Pikiran itu membuat tangisanku luruh, lebih keras daripada malam Seongwoo meninggalkanku.

Ada deru klakson yang panjang dari arah kiri. Bersahutan. Terdengar jeritan panik dari segala arah. Terlambat bagiku untuk menyadari apa yang terjadi. Ketika aku melihat sumber klakson, mataku terkunci pada laju truk di depanku.

Aku terpental dari arah samping. Sial, aku menerobos lampu merah. Tanpa tahu seharusnya aku berhenti. Aku tak bergerak. Seluruh badanku mati rasa. Hanya indra penciumanku yang berfungsi. Aku hanya bisa mencium aroma darahku.

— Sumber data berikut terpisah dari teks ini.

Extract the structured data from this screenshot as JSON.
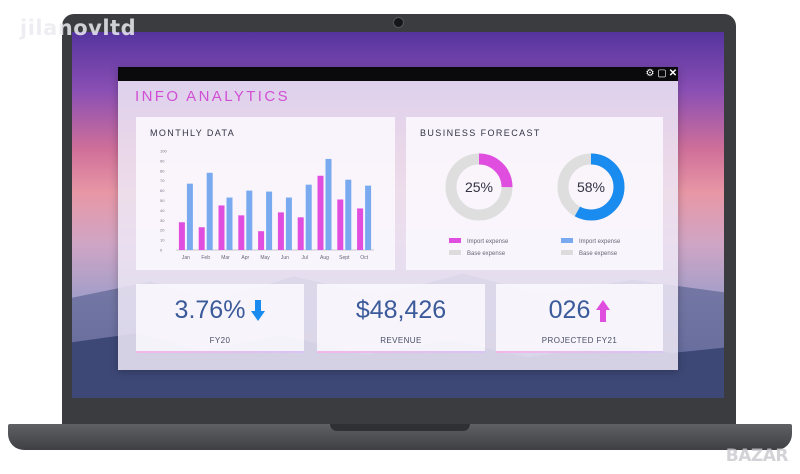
{
  "watermark": {
    "text": "jilanovltd",
    "logo_text": "BAZAR"
  },
  "app": {
    "title": "INFO ANALYTICS",
    "window_controls": [
      "⚙",
      "▢",
      "✕"
    ]
  },
  "monthly_data": {
    "title": "MONTHLY DATA",
    "chart_data": {
      "type": "bar",
      "categories": [
        "Jan",
        "Feb",
        "Mar",
        "Apr",
        "May",
        "Jun",
        "Jul",
        "Aug",
        "Sept",
        "Oct"
      ],
      "ylim": [
        0,
        100
      ],
      "yticks": [
        "0",
        "10",
        "20",
        "30",
        "40",
        "50",
        "60",
        "70",
        "80",
        "90",
        "100"
      ],
      "series": [
        {
          "color": "#e04ee0",
          "values": [
            28,
            23,
            45,
            35,
            19,
            38,
            33,
            75,
            51,
            42
          ]
        },
        {
          "color": "#79aaf0",
          "values": [
            67,
            78,
            53,
            60,
            59,
            53,
            66,
            92,
            71,
            65
          ]
        }
      ]
    }
  },
  "business_forecast": {
    "title": "BUSINESS FORECAST",
    "donuts": [
      {
        "value_label": "25%",
        "value": 25,
        "color": "#e04ee0",
        "legend": [
          "Import expense",
          "Base expense"
        ]
      },
      {
        "value_label": "58%",
        "value": 58,
        "color": "#1a8cf0",
        "legend": [
          "Import expense",
          "Base expense"
        ]
      }
    ],
    "legend_colors": {
      "import_left": "#e04ee0",
      "import_right": "#79aaf0",
      "base": "#dcdcdc"
    }
  },
  "kpis": [
    {
      "value": "3.76%",
      "label": "FY20",
      "arrow": "down",
      "arrow_color": "#1a8cf0"
    },
    {
      "value": "$48,426",
      "label": "REVENUE"
    },
    {
      "value": "026",
      "label": "PROJECTED FY21",
      "arrow": "up",
      "arrow_color": "#e04ee0"
    }
  ]
}
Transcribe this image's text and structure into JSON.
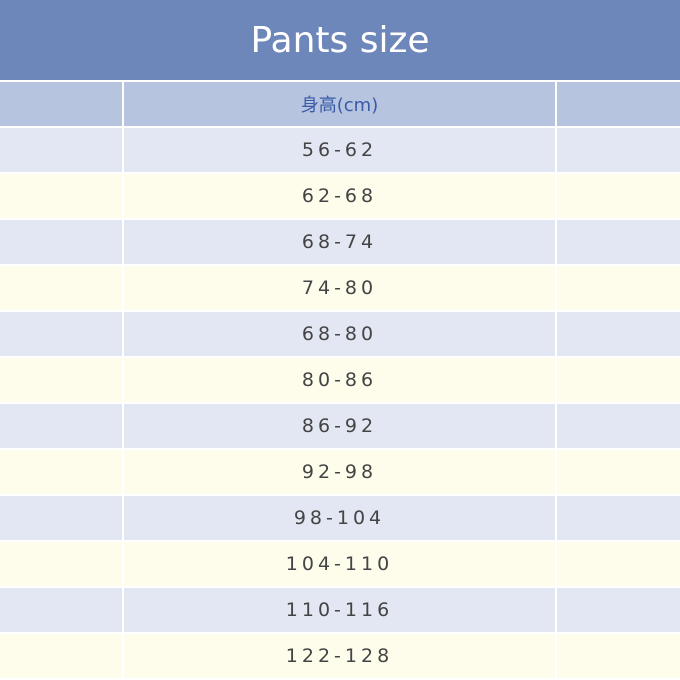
{
  "title": "Pants size",
  "header": {
    "col1": "",
    "col2": "身高(cm)",
    "col3": ""
  },
  "rows": [
    "56-62",
    "62-68",
    "68-74",
    "74-80",
    "68-80",
    "80-86",
    "86-92",
    "92-98",
    "98-104",
    "104-110",
    "110-116",
    "122-128"
  ],
  "colors": {
    "title_bg": "#6d87bb",
    "header_bg": "#b7c4df",
    "row_blue": "#e2e7f3",
    "row_yellow": "#fefdec",
    "header_text": "#3a5aa8"
  }
}
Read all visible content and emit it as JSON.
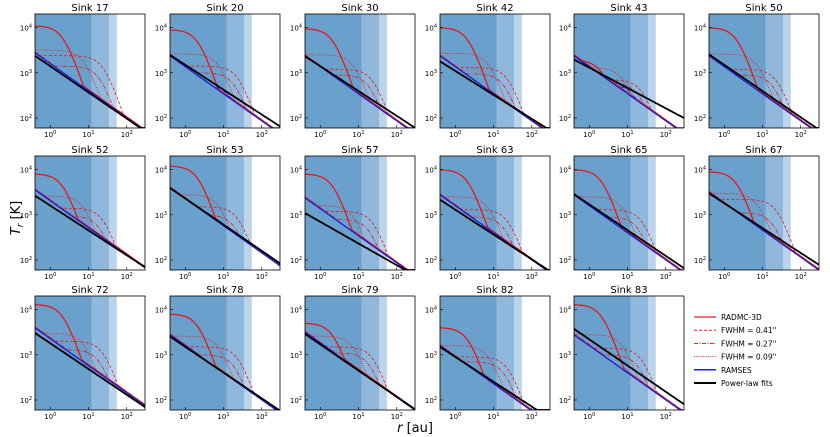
{
  "figure": {
    "ylabel_main": "T",
    "ylabel_sub": "r",
    "ylabel_unit": " [K]",
    "xlabel_main": "r",
    "xlabel_unit": " [au]"
  },
  "colors": {
    "band_inner": "#6aa0cc",
    "band_mid": "#8fb8dc",
    "band_outer": "#bcd4ea",
    "radmc": "#e31a1c",
    "ramses": "#1f1fcf",
    "fit": "#000000"
  },
  "legend": [
    {
      "label": "RADMC-3D",
      "style": "solid-red"
    },
    {
      "label": "FWHM = 0.41''",
      "style": "dashed-red"
    },
    {
      "label": "FWHM = 0.27''",
      "style": "dashdot-red"
    },
    {
      "label": "FWHM = 0.09''",
      "style": "dotted-red"
    },
    {
      "label": "RAMSES",
      "style": "solid-blue"
    },
    {
      "label": "Power-law fits",
      "style": "solid-black"
    }
  ],
  "chart_data": {
    "type": "line",
    "xscale": "log",
    "yscale": "log",
    "xlim": [
      0.4,
      300
    ],
    "ylim": [
      60,
      20000
    ],
    "xticks": [
      "10^0",
      "10^1",
      "10^2"
    ],
    "yticks": [
      "10^2",
      "10^3",
      "10^4"
    ],
    "shaded_bands_au": [
      12,
      35,
      55
    ],
    "panels": [
      {
        "title": "Sink 17",
        "radmc_t0": 11000,
        "f41": 2400,
        "f27": 1400,
        "f09": 3200,
        "ramses_t0": 430,
        "fit_t0": 1400,
        "fit_slope": -0.58,
        "t_end": 70
      },
      {
        "title": "Sink 20",
        "radmc_t0": 9000,
        "f41": 1400,
        "f27": 1000,
        "f09": 2600,
        "ramses_t0": 480,
        "fit_t0": 1500,
        "fit_slope": -0.55,
        "t_end": 60
      },
      {
        "title": "Sink 30",
        "radmc_t0": 9500,
        "f41": 1200,
        "f27": 900,
        "f09": 2500,
        "ramses_t0": 420,
        "fit_t0": 1400,
        "fit_slope": -0.55,
        "t_end": 60
      },
      {
        "title": "Sink 42",
        "radmc_t0": 10000,
        "f41": 1300,
        "f27": 950,
        "f09": 2700,
        "ramses_t0": 400,
        "fit_t0": 1100,
        "fit_slope": -0.53,
        "t_end": 60
      },
      {
        "title": "Sink 43",
        "radmc_t0": 1900,
        "f41": 700,
        "f27": 600,
        "f09": 1300,
        "ramses_t0": 500,
        "fit_t0": 1300,
        "fit_slope": -0.45,
        "t_end": 60
      },
      {
        "title": "Sink 50",
        "radmc_t0": 10000,
        "f41": 1200,
        "f27": 900,
        "f09": 2600,
        "ramses_t0": 420,
        "fit_t0": 1500,
        "fit_slope": -0.58,
        "t_end": 60
      },
      {
        "title": "Sink 52",
        "radmc_t0": 8000,
        "f41": 1400,
        "f27": 950,
        "f09": 2600,
        "ramses_t0": 420,
        "fit_t0": 1600,
        "fit_slope": -0.55,
        "t_end": 90
      },
      {
        "title": "Sink 53",
        "radmc_t0": 12000,
        "f41": 1500,
        "f27": 1000,
        "f09": 2800,
        "ramses_t0": 500,
        "fit_t0": 2300,
        "fit_slope": -0.58,
        "t_end": 100
      },
      {
        "title": "Sink 57",
        "radmc_t0": 8000,
        "f41": 1200,
        "f27": 800,
        "f09": 1600,
        "ramses_t0": 250,
        "fit_t0": 700,
        "fit_slope": -0.48,
        "t_end": 60
      },
      {
        "title": "Sink 63",
        "radmc_t0": 10000,
        "f41": 1300,
        "f27": 900,
        "f09": 2500,
        "ramses_t0": 300,
        "fit_t0": 1300,
        "fit_slope": -0.55,
        "t_end": 70
      },
      {
        "title": "Sink 65",
        "radmc_t0": 10000,
        "f41": 1300,
        "f27": 900,
        "f09": 2500,
        "ramses_t0": 550,
        "fit_t0": 1700,
        "fit_slope": -0.57,
        "t_end": 70
      },
      {
        "title": "Sink 67",
        "radmc_t0": 9000,
        "f41": 2200,
        "f27": 1100,
        "f09": 3000,
        "ramses_t0": 600,
        "fit_t0": 1800,
        "fit_slope": -0.55,
        "t_end": 80
      },
      {
        "title": "Sink 72",
        "radmc_t0": 13000,
        "f41": 2000,
        "f27": 1300,
        "f09": 3000,
        "ramses_t0": 550,
        "fit_t0": 1800,
        "fit_slope": -0.57,
        "t_end": 100
      },
      {
        "title": "Sink 78",
        "radmc_t0": 8000,
        "f41": 1500,
        "f27": 1000,
        "f09": 2600,
        "ramses_t0": 400,
        "fit_t0": 1500,
        "fit_slope": -0.57,
        "t_end": 70
      },
      {
        "title": "Sink 79",
        "radmc_t0": 5000,
        "f41": 1500,
        "f27": 1100,
        "f09": 2600,
        "ramses_t0": 500,
        "fit_t0": 1700,
        "fit_slope": -0.58,
        "t_end": 80
      },
      {
        "title": "Sink 82",
        "radmc_t0": 4000,
        "f41": 900,
        "f27": 700,
        "f09": 1600,
        "ramses_t0": 250,
        "fit_t0": 900,
        "fit_slope": -0.55,
        "t_end": 40
      },
      {
        "title": "Sink 83",
        "radmc_t0": 13000,
        "f41": 1400,
        "f27": 1000,
        "f09": 2800,
        "ramses_t0": 500,
        "fit_t0": 2200,
        "fit_slope": -0.58,
        "t_end": 70
      }
    ]
  }
}
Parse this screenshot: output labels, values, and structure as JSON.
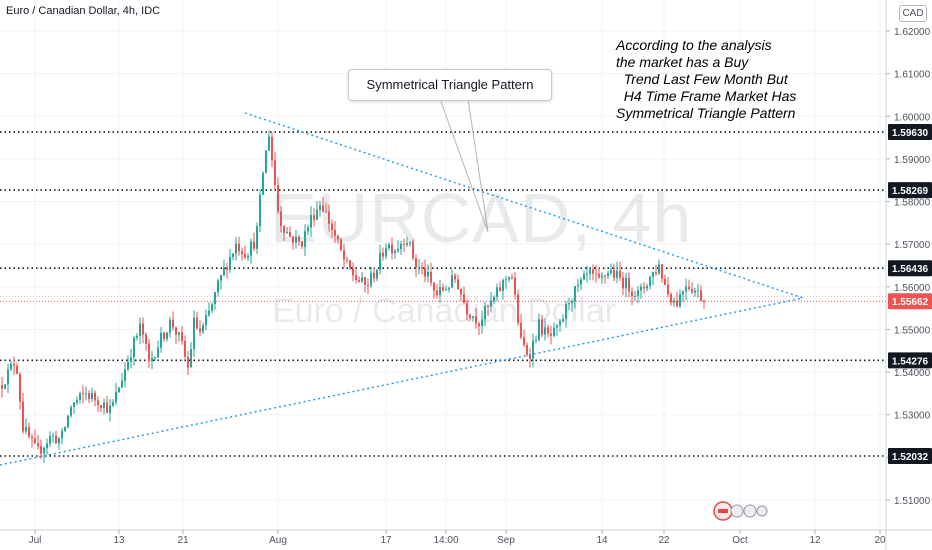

Langit masih cerah. Di hari yang sempurna, aku malah mengalami kecelakaan tragis. Ini bukan yang pertama. Aku pernah menabrakkan diri di depan truk pengangkut barang. Hampir semua badanku mengalami patah tulang. Butuh enam tahun untuk bisa sembuh total. Itu terjadi ketika daya juangku sudah padam.

Hari ini aku sangat ingin hidup. Aku ingin membuktikan kesetiaanku pada Im Seongwoo.

Orang-orang mengelilingiku. Wajah-wajah panik itu menghalangi langit yang ingin kusaksikan. Lalu suara sirine memekakkan telinga. Dengan hati-hati, aku diangkat ke tandu. Aroma alkohol menghapus amis yang kucium. Leherku disangga oleh Cervical Collar. Paramedis mengobati tangan, kepala dan kakiku. Perih itu bukan apa-apa.

Hatiku yang lebih sakit. Hancur. Hanya Im Seongwoo yang kuinginkan. Senyumnya adalah obatku. Aku tak butuh apa-apa. Aku ingin pria itu ada di sisiku.

Bulir air mata menetes. Paramedis menanyai kondisiku. Tetapi aku tetap diam menahan ngilu.

Aku harus hidup. Aku tak akan mati, sampai pria itu mau memaafkanku.

*
*
*

Cervical CollarBantalan penyangga leher.